Just search YouTube for high altitude drone you will see plenty of evidence of them reaching extreme altitudes and landing safely!
 
Just search YouTube for high altitude drone you will see plenty of evidence of them reaching extreme altitudes and landing safely!
6000 ft is 1 mile and 240 yds. also 9000 ft is 1 mile and 1240 yds...the better part of 2 miles!. I've seen youtube vids of high altitude drone flights where the poster has claimed some extraordinary heights achieved, but almost two miles? Nahh. Over a mile without crashing is doubtful at best, and almost two miles is just wishful thinking.

In my very early experience of flying drones before I got responsible, I used to fly a drone up to about a thousand feet on a couple of occasions. No problem getting to that height but it seemed to take for ever to get the drone back down again. With that experience just a simple multiplication by six of the time it took to fly up and descend again (there is more to it than that when you account for lower air density and stronger winds at altitude) tells me that flying to 6000 would be foolhardy even without considering the law. When I flew up to 1000 ft I was using a drone that had a 'real world' flight time of 20 minutes when flying in normal conditions...a pretty high flight time compared to the H, say. But 6000 ft ain't normal (9000 ft is very not normal). IMHO flying a consumer level drone to 6000 ft will very likely result in a free-fall event at the end of the flight. Not entirely impossible to get to 6000 ft without crashing, I'll give you that, but lashings of good luck will need to be on the side of the pilot. 9000 ft on the other hand will definitely have a free-fall element in the flight no matter how lucky the pilot is.
 
100% Agree. Are there commercial drones out there that can reach those altitudes? Absolutely, but those are far out of the economical reach of 99% of hobbyists and by nature of their cost there comes a responsibility factor that; in and of it self put them in the hands of those who would not do it unless properly cleared (and therefore safe) to do so.

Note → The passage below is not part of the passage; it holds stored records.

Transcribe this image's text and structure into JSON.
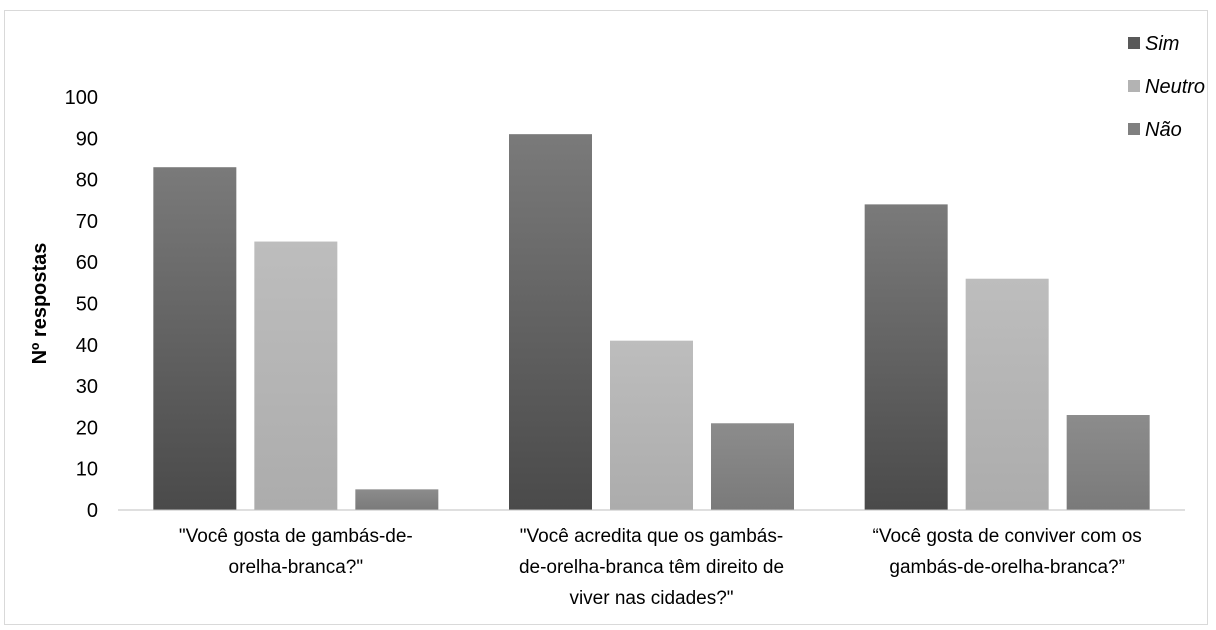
{
  "chart_data": {
    "type": "bar",
    "categories": [
      [
        "\"Você gosta de gambás-de-",
        "orelha-branca?\""
      ],
      [
        "\"Você acredita que os gambás-",
        "de-orelha-branca têm direito de",
        "viver nas cidades?\""
      ],
      [
        "“Você gosta de conviver com os",
        "gambás-de-orelha-branca?”"
      ]
    ],
    "series": [
      {
        "name": "Sim",
        "values": [
          83,
          91,
          74
        ],
        "color": "#595959"
      },
      {
        "name": "Neutro",
        "values": [
          65,
          41,
          56
        ],
        "color": "#b3b3b3"
      },
      {
        "name": "Não",
        "values": [
          5,
          21,
          23
        ],
        "color": "#808080"
      }
    ],
    "ylabel": "Nº respostas",
    "ylim": [
      0,
      100
    ],
    "yticks": [
      0,
      10,
      20,
      30,
      40,
      50,
      60,
      70,
      80,
      90,
      100
    ],
    "grid": false,
    "legend": "top-right"
  }
}
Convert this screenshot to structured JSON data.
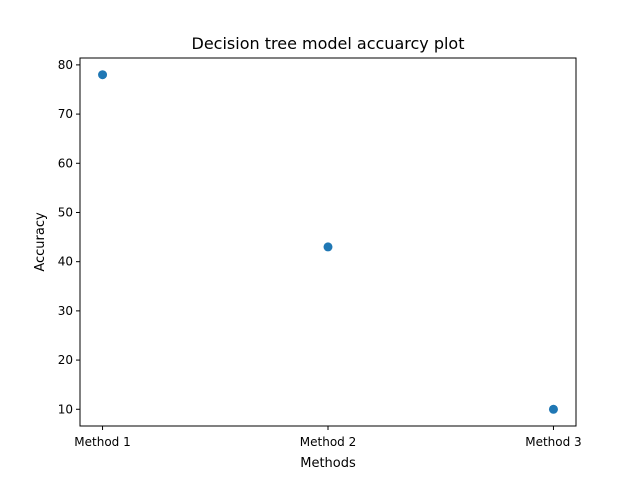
{
  "chart_data": {
    "type": "scatter",
    "title": "Decision tree model accuarcy plot",
    "xlabel": "Methods",
    "ylabel": "Accuracy",
    "categories": [
      "Method 1",
      "Method 2",
      "Method 3"
    ],
    "series": [
      {
        "values": [
          78,
          43,
          10
        ]
      }
    ],
    "ylim": [
      6.6,
      81.4
    ],
    "yticks": [
      10,
      20,
      30,
      40,
      50,
      60,
      70,
      80
    ],
    "grid": false,
    "marker_color": "#1f77b4"
  }
}
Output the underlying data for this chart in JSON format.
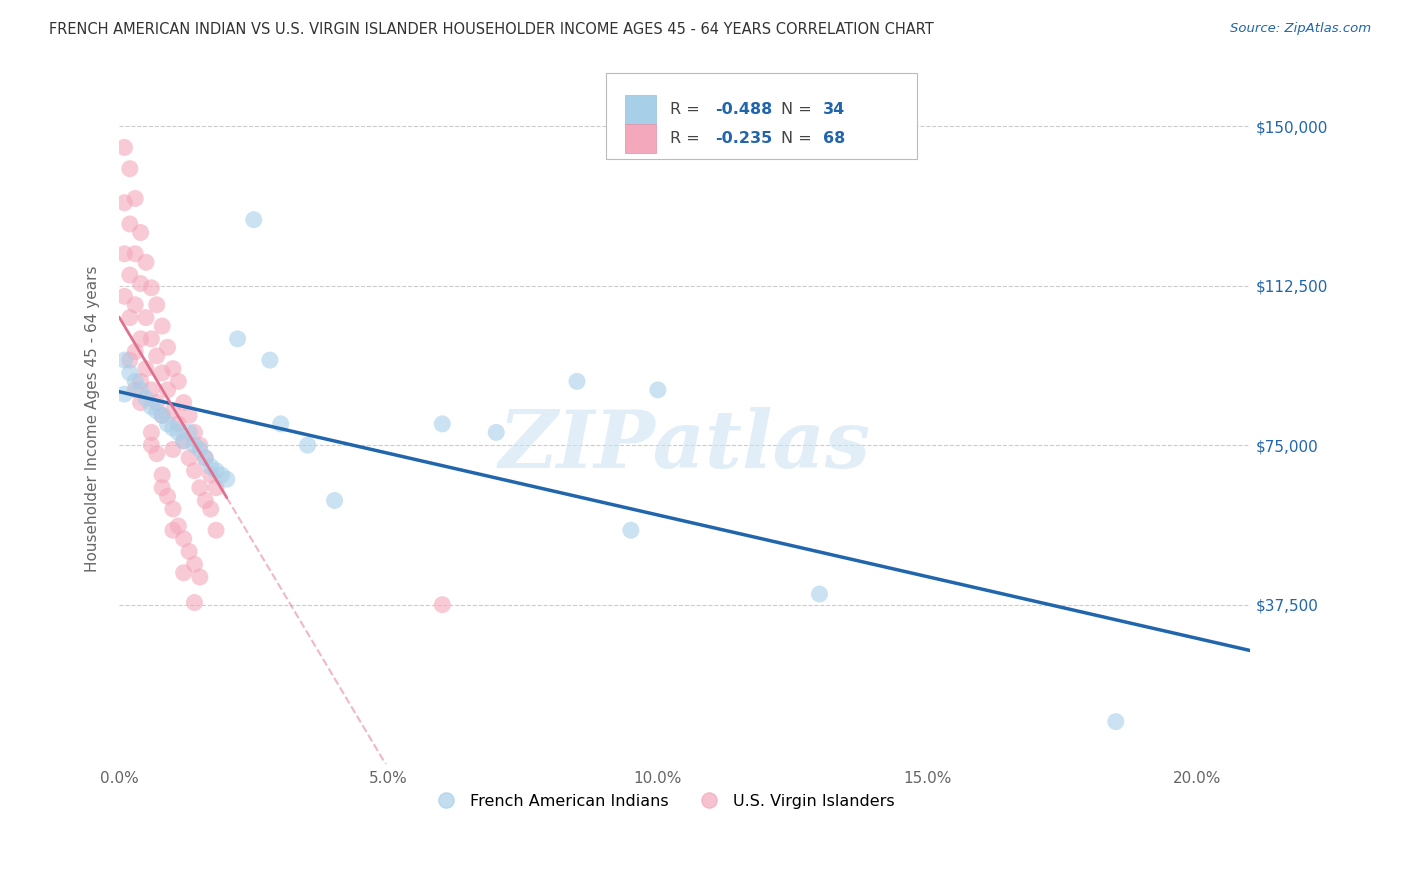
{
  "title": "FRENCH AMERICAN INDIAN VS U.S. VIRGIN ISLANDER HOUSEHOLDER INCOME AGES 45 - 64 YEARS CORRELATION CHART",
  "source": "Source: ZipAtlas.com",
  "xlabel_ticks": [
    "0.0%",
    "5.0%",
    "10.0%",
    "15.0%",
    "20.0%"
  ],
  "xlabel_vals": [
    0.0,
    0.05,
    0.1,
    0.15,
    0.2
  ],
  "ylabel": "Householder Income Ages 45 - 64 years",
  "ylabel_ticks_labels": [
    "$37,500",
    "$75,000",
    "$112,500",
    "$150,000"
  ],
  "ylabel_ticks_vals": [
    37500,
    75000,
    112500,
    150000
  ],
  "ylim_max": 162500,
  "xlim_max": 0.21,
  "r_blue": "-0.488",
  "n_blue": "34",
  "r_pink": "-0.235",
  "n_pink": "68",
  "legend_label_blue": "French American Indians",
  "legend_label_pink": "U.S. Virgin Islanders",
  "blue_color": "#a8cfe8",
  "pink_color": "#f4a8bc",
  "blue_line_color": "#2166ac",
  "pink_line_color": "#e07090",
  "accent_color": "#2166ac",
  "watermark": "ZIPatlas",
  "background_color": "#ffffff",
  "grid_color": "#cccccc",
  "blue_scatter_x": [
    0.001,
    0.001,
    0.002,
    0.003,
    0.004,
    0.005,
    0.006,
    0.007,
    0.008,
    0.009,
    0.01,
    0.011,
    0.012,
    0.013,
    0.014,
    0.015,
    0.016,
    0.017,
    0.018,
    0.019,
    0.02,
    0.022,
    0.025,
    0.028,
    0.03,
    0.035,
    0.04,
    0.06,
    0.07,
    0.085,
    0.095,
    0.1,
    0.13,
    0.185
  ],
  "blue_scatter_y": [
    95000,
    87000,
    92000,
    90000,
    88000,
    86000,
    84000,
    83000,
    82000,
    80000,
    79000,
    78000,
    76000,
    78000,
    75000,
    74000,
    72000,
    70000,
    69000,
    68000,
    67000,
    100000,
    128000,
    95000,
    80000,
    75000,
    62000,
    80000,
    78000,
    90000,
    55000,
    88000,
    40000,
    10000
  ],
  "pink_scatter_x": [
    0.001,
    0.001,
    0.001,
    0.001,
    0.002,
    0.002,
    0.002,
    0.002,
    0.003,
    0.003,
    0.003,
    0.003,
    0.003,
    0.004,
    0.004,
    0.004,
    0.004,
    0.005,
    0.005,
    0.005,
    0.006,
    0.006,
    0.006,
    0.007,
    0.007,
    0.007,
    0.008,
    0.008,
    0.008,
    0.009,
    0.009,
    0.01,
    0.01,
    0.01,
    0.011,
    0.011,
    0.012,
    0.012,
    0.013,
    0.013,
    0.014,
    0.014,
    0.015,
    0.015,
    0.016,
    0.016,
    0.017,
    0.017,
    0.018,
    0.018,
    0.006,
    0.007,
    0.008,
    0.009,
    0.01,
    0.011,
    0.012,
    0.013,
    0.014,
    0.015,
    0.002,
    0.004,
    0.006,
    0.008,
    0.01,
    0.012,
    0.06,
    0.014
  ],
  "pink_scatter_y": [
    145000,
    132000,
    120000,
    110000,
    140000,
    127000,
    115000,
    105000,
    133000,
    120000,
    108000,
    97000,
    88000,
    125000,
    113000,
    100000,
    90000,
    118000,
    105000,
    93000,
    112000,
    100000,
    88000,
    108000,
    96000,
    85000,
    103000,
    92000,
    82000,
    98000,
    88000,
    93000,
    83000,
    74000,
    90000,
    80000,
    85000,
    76000,
    82000,
    72000,
    78000,
    69000,
    75000,
    65000,
    72000,
    62000,
    68000,
    60000,
    65000,
    55000,
    78000,
    73000,
    68000,
    63000,
    60000,
    56000,
    53000,
    50000,
    47000,
    44000,
    95000,
    85000,
    75000,
    65000,
    55000,
    45000,
    37500,
    38000
  ]
}
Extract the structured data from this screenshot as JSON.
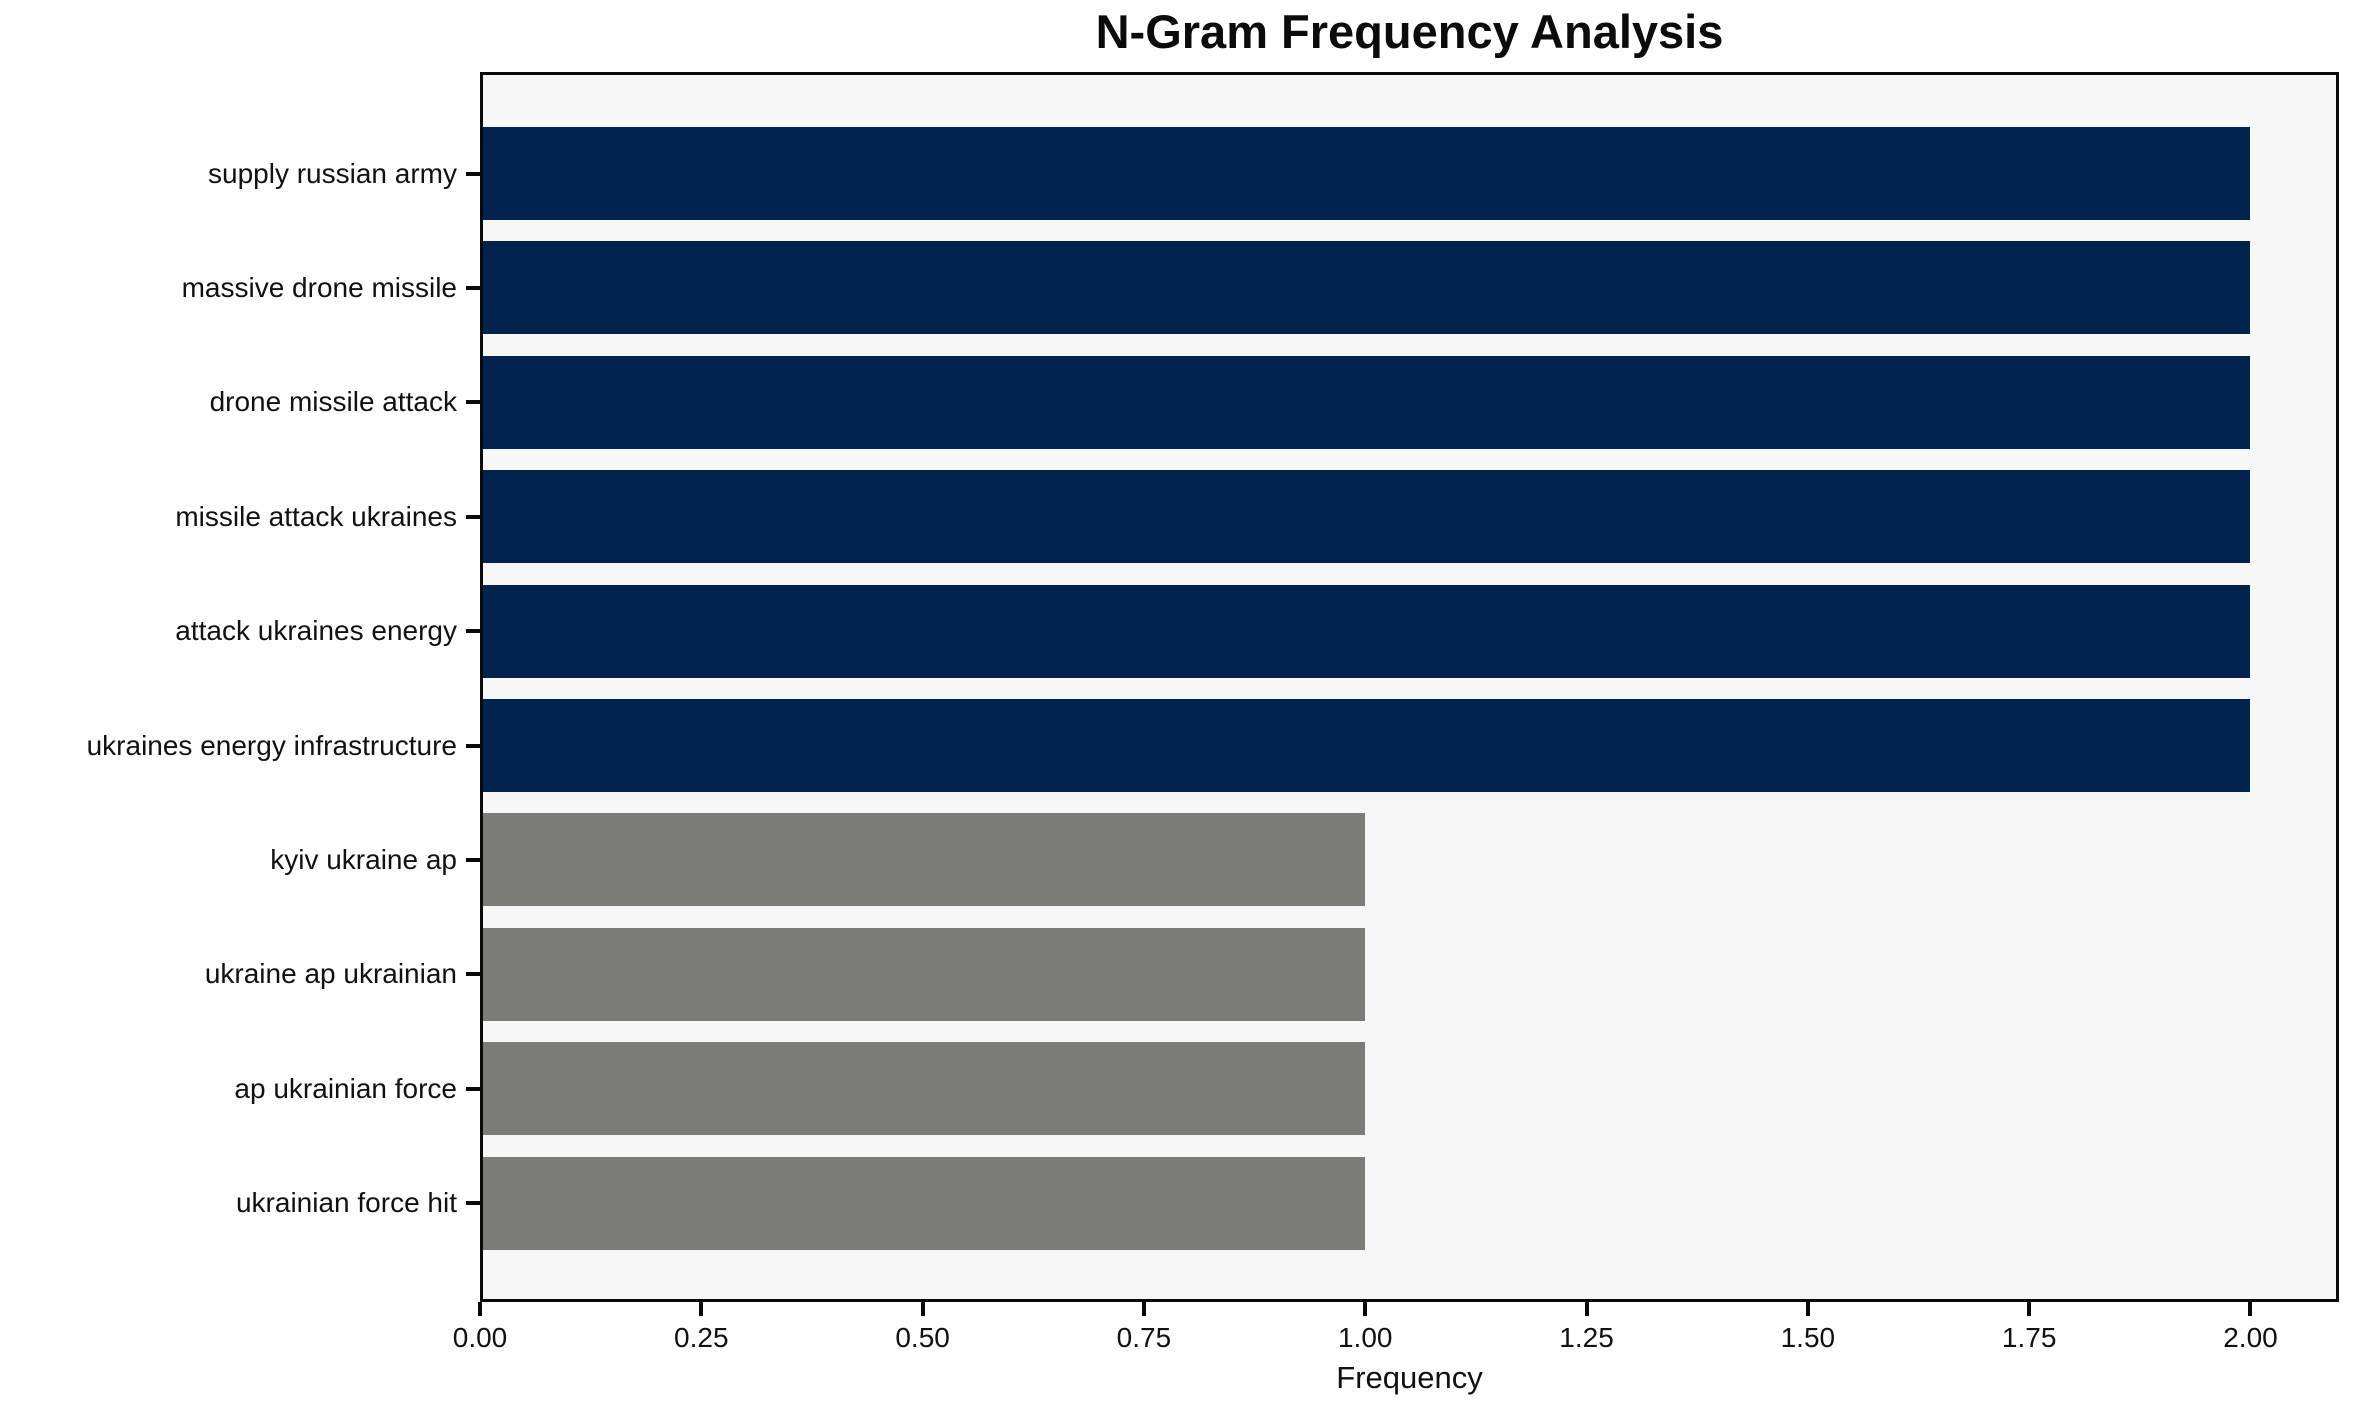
{
  "figure": {
    "title": "N-Gram Frequency Analysis",
    "xlabel": "Frequency"
  },
  "colors": {
    "bar_high": "#02234E",
    "bar_low": "#7B7B77",
    "plot_background": "#F7F7F7",
    "spine": "#0A0A0A",
    "text": "#111111"
  },
  "chart_data": {
    "type": "bar",
    "orientation": "horizontal",
    "title": "N-Gram Frequency Analysis",
    "xlabel": "Frequency",
    "ylabel": "",
    "categories": [
      "supply russian army",
      "massive drone missile",
      "drone missile attack",
      "missile attack ukraines",
      "attack ukraines energy",
      "ukraines energy infrastructure",
      "kyiv ukraine ap",
      "ukraine ap ukrainian",
      "ap ukrainian force",
      "ukrainian force hit"
    ],
    "values": [
      2,
      2,
      2,
      2,
      2,
      2,
      1,
      1,
      1,
      1
    ],
    "bar_colors": [
      "#02234E",
      "#02234E",
      "#02234E",
      "#02234E",
      "#02234E",
      "#02234E",
      "#7B7B77",
      "#7B7B77",
      "#7B7B77",
      "#7B7B77"
    ],
    "xlim": [
      0,
      2.1
    ],
    "x_tick_values": [
      0,
      0.25,
      0.5,
      0.75,
      1.0,
      1.25,
      1.5,
      1.75,
      2.0
    ],
    "x_tick_labels": [
      "0.00",
      "0.25",
      "0.50",
      "0.75",
      "1.00",
      "1.25",
      "1.50",
      "1.75",
      "2.00"
    ],
    "grid": false,
    "legend": null,
    "plot_bg": "#F7F7F7"
  }
}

Rouge drones being flown illegally are almost always commercially available hobbyist types like we fly and the only way they will see a six or nine thousand foot climb and return safely to land is onboard and aircraft that is capable of doing so.
 
Tend to agree. The higher altitude stuff is usually DIY or high end commercial products with power system flexibility. Add or subtract batteries as needed. Some of the early Phantom high altitude videos did end in free fall.
 
Nobody reports UFO’s as they tend to make the reporting party appear to have a couple screws loose. Drones make it easy to report something as “everyone” knows drones are operated irresponsibly by most users.

Back in the early ‘90’s flying a Cessna 182 at 9500’ over the Grapevine one dark night something smacked one leg of the landing gear and caused it to vibrate loudly. Bang! Thrum for a moment. Not a clue what it was or could have been. Upon landing a little later my passenger and I inspected the gear and found nothing wrong. I certainly wasn’t going to report a collision with a UFO so reported nothing. Had drones been available to blame it would have been mighty convenient.
 
Anyone remember the movie "October Sky" about a group of kids in the late 50's who launch a model rocket and get blamed for a forest fire caused by a military flair? The boys prove their innocence by applying trig to the trajectory of their model. Maybe the authorities should be made to watch that movie and learn something... ;)
 
I thought it was kinda dumb movie, kids out whiting Russian military? ?
 
I thought it was kinda dumb movie, kids out whiting Russian military? ?

Wrong movie AH-1G, you are thinking of the movie Red Dawn.